Water lilies must be a universally admired plant. In Egyptian times they were a popular motif in pottery and tombs, still highly recognizable in many forms of art. French impressionist Claude Monet is not the only artist to admire these graceful floaters.
|A water-lily cultivar - non-native.|
Our Ohio native, a six inch water-lily is stunning in it's own right. Add to its beauty an obvious fragrance, given its name: Fragrant Water-lily, Nymphaea odorata. They are relatively common on Ohio's shallow waterways. Although lovely to look at, they can be a bit intimidating to paddle through!

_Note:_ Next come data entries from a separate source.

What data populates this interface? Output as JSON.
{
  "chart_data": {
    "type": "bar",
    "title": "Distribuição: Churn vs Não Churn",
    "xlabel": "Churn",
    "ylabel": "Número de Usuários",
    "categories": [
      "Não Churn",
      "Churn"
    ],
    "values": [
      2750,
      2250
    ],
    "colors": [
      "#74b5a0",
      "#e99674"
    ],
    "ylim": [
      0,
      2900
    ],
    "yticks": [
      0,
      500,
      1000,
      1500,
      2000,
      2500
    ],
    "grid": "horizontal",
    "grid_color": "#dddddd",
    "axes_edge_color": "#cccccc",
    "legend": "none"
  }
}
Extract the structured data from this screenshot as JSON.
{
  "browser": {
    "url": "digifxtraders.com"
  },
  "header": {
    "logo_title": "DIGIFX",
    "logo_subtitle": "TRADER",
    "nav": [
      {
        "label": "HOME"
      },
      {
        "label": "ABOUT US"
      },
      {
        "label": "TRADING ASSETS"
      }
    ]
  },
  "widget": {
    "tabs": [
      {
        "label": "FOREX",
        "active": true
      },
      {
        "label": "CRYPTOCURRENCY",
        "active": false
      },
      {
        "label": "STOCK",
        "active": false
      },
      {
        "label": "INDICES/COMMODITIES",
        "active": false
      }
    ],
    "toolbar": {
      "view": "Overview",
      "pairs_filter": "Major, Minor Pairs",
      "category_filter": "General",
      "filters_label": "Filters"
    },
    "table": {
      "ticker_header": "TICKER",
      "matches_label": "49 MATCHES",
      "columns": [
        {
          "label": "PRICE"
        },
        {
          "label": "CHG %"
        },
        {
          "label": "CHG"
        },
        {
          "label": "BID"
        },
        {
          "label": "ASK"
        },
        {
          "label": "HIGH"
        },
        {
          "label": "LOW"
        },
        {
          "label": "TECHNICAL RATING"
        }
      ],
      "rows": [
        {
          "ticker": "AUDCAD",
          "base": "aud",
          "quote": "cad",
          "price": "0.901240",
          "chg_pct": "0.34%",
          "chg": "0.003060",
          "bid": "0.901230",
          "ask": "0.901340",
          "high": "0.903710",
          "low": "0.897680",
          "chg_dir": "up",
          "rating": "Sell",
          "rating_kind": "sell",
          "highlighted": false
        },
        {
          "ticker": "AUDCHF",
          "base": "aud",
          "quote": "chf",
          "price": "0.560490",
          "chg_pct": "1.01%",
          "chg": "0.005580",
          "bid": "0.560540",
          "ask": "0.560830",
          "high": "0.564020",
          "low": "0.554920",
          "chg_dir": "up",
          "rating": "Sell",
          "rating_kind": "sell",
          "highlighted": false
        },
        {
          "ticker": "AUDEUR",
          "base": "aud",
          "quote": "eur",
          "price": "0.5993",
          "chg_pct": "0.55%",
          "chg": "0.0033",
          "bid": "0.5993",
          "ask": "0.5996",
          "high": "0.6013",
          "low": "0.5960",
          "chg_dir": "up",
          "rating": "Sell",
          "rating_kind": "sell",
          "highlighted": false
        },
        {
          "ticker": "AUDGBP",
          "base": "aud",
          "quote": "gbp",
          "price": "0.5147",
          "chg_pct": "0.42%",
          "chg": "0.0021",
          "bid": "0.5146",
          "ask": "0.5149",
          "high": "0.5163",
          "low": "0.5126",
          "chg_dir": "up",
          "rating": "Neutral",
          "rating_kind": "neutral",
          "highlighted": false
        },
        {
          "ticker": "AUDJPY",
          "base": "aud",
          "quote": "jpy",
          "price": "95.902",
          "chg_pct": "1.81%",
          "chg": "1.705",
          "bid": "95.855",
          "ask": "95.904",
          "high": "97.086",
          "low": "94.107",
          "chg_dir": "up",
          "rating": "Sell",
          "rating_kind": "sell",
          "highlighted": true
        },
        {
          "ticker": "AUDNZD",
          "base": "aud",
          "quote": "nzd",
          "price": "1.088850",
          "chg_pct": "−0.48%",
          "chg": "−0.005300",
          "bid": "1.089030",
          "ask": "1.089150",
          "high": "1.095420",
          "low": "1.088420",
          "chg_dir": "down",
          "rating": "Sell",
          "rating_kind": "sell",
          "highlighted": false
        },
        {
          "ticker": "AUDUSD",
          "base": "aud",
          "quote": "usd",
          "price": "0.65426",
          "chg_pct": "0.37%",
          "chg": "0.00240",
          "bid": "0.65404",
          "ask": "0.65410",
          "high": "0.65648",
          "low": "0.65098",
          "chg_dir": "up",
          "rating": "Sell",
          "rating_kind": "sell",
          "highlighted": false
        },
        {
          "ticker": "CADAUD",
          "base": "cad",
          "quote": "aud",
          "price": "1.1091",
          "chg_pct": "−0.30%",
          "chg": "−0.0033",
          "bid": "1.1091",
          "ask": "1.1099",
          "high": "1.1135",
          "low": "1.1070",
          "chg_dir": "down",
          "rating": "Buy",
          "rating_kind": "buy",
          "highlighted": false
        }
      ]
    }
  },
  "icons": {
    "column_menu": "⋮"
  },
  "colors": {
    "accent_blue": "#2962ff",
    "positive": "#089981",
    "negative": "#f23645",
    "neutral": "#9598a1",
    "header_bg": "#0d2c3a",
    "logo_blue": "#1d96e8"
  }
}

|Our smallest water lily, the Water-shield|
|The tracks of aquatic leaf miners.|
|Water-shield in full, glorious bloom!|
For better clarity (and Apple product users) go to http://youtu.be/VHACBpTMtwY to watch this film.
This is a little video of the Water-shield stamens dancing in the wind! No insects need apply for pollination duty.
|The less-than-stunning Spatterdock.|
Another common flowering pond plant is Spatterdock, Nuphar lutea. The thick mats of vegetation can pose quite a blockade to paddlers, and the smallish yellow flower is rarely sought out.
|Insect appeal of the Spatterdock.|
Our plants need to be pollinated to fruit and bear seed. Most require insects to provide this essential service. In light of our need to eat, we should be concerned with the health and well being of our pollinators. Without them, we'll be down to eating grasses, and maybe the occasional water-shield!